We have not yet explained how an RNN is trained. Suppose again we wanted to train an RNN for text generation. We would then pick a large corpus of text as a training dataset to obtain a large number of sentences. Each sentence would create a training sample. To force the model to predict the next word, the targets that we use to calculate the loss function are obtained by shifting the input sequence by one position to the right. If, for instance, our dataset contains the sentence “I love my cute dog”, we would turn this into a pair of inputs and targets as follows.
inputs = ["I", "love", "my", "cute"]
targets = ["love", "my", "cute", "dog"]

In particular, the target label does not depend on the prediction that the model makes during training, but only on the actual data (the “ground truth”). If, for instance, we feed the first word “I” and the model does not predict “love” but something else, we would still continue use the label “my,”, even if this does not make sense in combination with the actual model output.
This method of training is often called teacher forcing.
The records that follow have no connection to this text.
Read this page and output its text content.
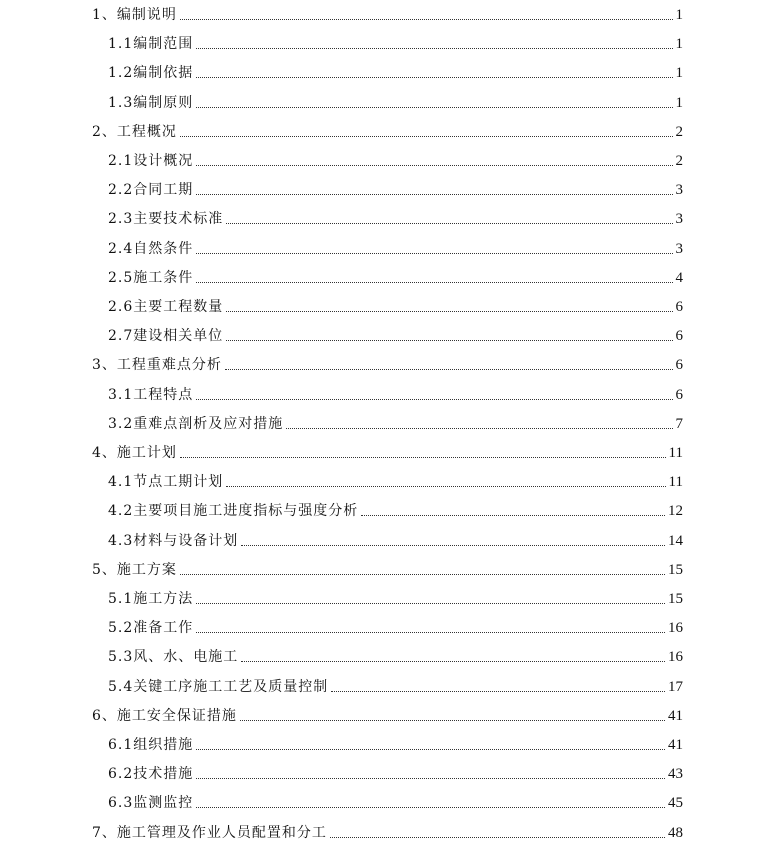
1、 编制说明	1
1.1 编制范围	1
1.2 编制依据	1
1.3 编制原则	1
2、 工程概况	2
2.1 设计概况	2
2.2 合同工期	3
2.3 主要技术标准	3
2.4 自然条件	3
2.5 施工条件	4
2.6 主要工程数量	6
2.7 建设相关单位	6
3、 工程重难点分析	6
3.1 工程特点	6
3.2 重难点剖析及应对措施	7
4、 施工计划	11
4.1 节点工期计划	11
4.2 主要项目施工进度指标与强度分析	12
4.3 材料与设备计划	14
5、 施工方案	15
5.1 施工方法	15
5.2 准备工作	16
5.3 风、水、电施工	16
5.4 关键工序施工工艺及质量控制	17
6、 施工安全保证措施	41
6.1 组织措施	41
6.2 技术措施	43
6.3 监测监控	45
7、 施工管理及作业人员配置和分工	48
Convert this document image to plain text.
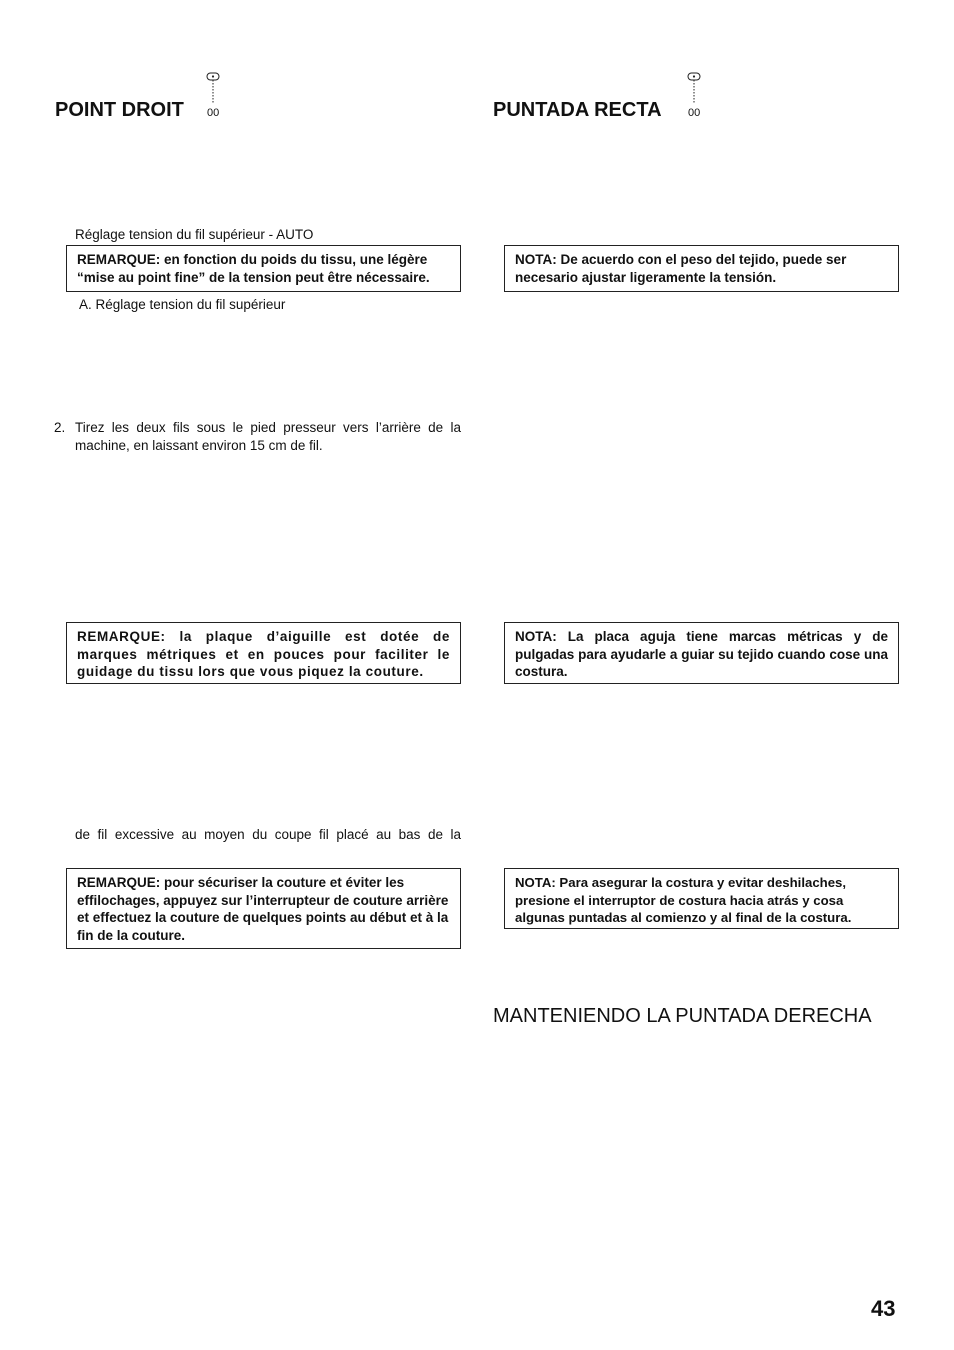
POINT DROIT 00
Réglage tension du fil supérieur - AUTO
REMARQUE: en fonction du poids du tissu, une légère “mise au point fine” de la tension peut être nécessaire.
A. Réglage tension du fil supérieur
2. Tirez les deux fils sous le pied presseur vers l’arrière de la machine, en laissant environ 15 cm de fil.
REMARQUE: la plaque d’aiguille est dotée de marques métriques et en pouces pour faciliter le guidage du tissu lors que vous piquez la couture.
de fil excessive au moyen du coupe fil placé au bas de la
REMARQUE: pour sécuriser la couture et éviter les effilochages, appuyez sur l’interrupteur de couture arrière et effectuez la couture de quelques points au début et à la fin de la couture.
PUNTADA RECTA 00
NOTA: De acuerdo con el peso del tejido, puede ser necesario ajustar ligeramente la tensión.
NOTA: La placa aguja tiene marcas métricas y de pulgadas para ayudarle a guiar su tejido cuando cose una costura.
NOTA: Para asegurar la costura y evitar deshilaches, presione el interruptor de costura hacia atrás y cosa algunas puntadas al comienzo y al final de la costura.
MANTENIENDO LA PUNTADA DERECHA
43
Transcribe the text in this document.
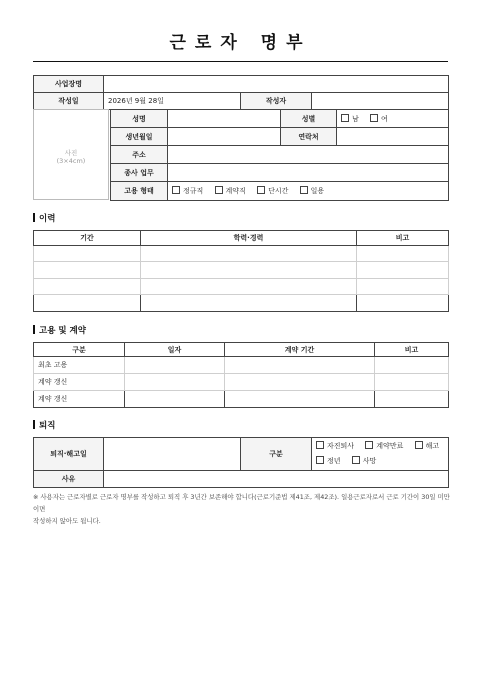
근로자 명부
사업장명			
작성일	2026년 9월 28일	작성자	
사진
(3×4cm)
성명		성별	남 여
생년월일		연락처	
주소			
종사 업무			
고용 형태	정규직 계약직 단시간 일용		
이력
기간	학력·경력	비고

고용 및 계약
구분	일자	계약 기간	비고
최초 고용			
계약 갱신			
계약 갱신			
퇴직
퇴직·해고일		구분	자진퇴사 계약만료 해고
정년 사망

사유			
※ 사용자는 근로자별로 근로자 명부를 작성하고 퇴직 후 3년간 보존해야 합니다(근로기준법 제41조, 제42조). 일용근로자로서 근로 기간이 30일 미만이면
작성하지 않아도 됩니다.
The nice thing about this approach is that it does not require any labeled data, i.e. this is a form of unsupervised learning. The only data that we need is a large number of sentences to learn the probabilities, which we can try to harvest from public data available on the internet, like Wikipedia, social media or projects like Project Gutenberg that make novels freely available. We will actually follow this approach in a later post to train an RNN on a novel.
This concludes our post for today. In the next post, we will make all this much more concrete by implementing a toy model. This model will learn a very simple sequence, in fact we will teach the model to count, which will allow us to demonstrate the full cycle of implementing an RNN, training it using teacher forcing and sampling from it to get some results.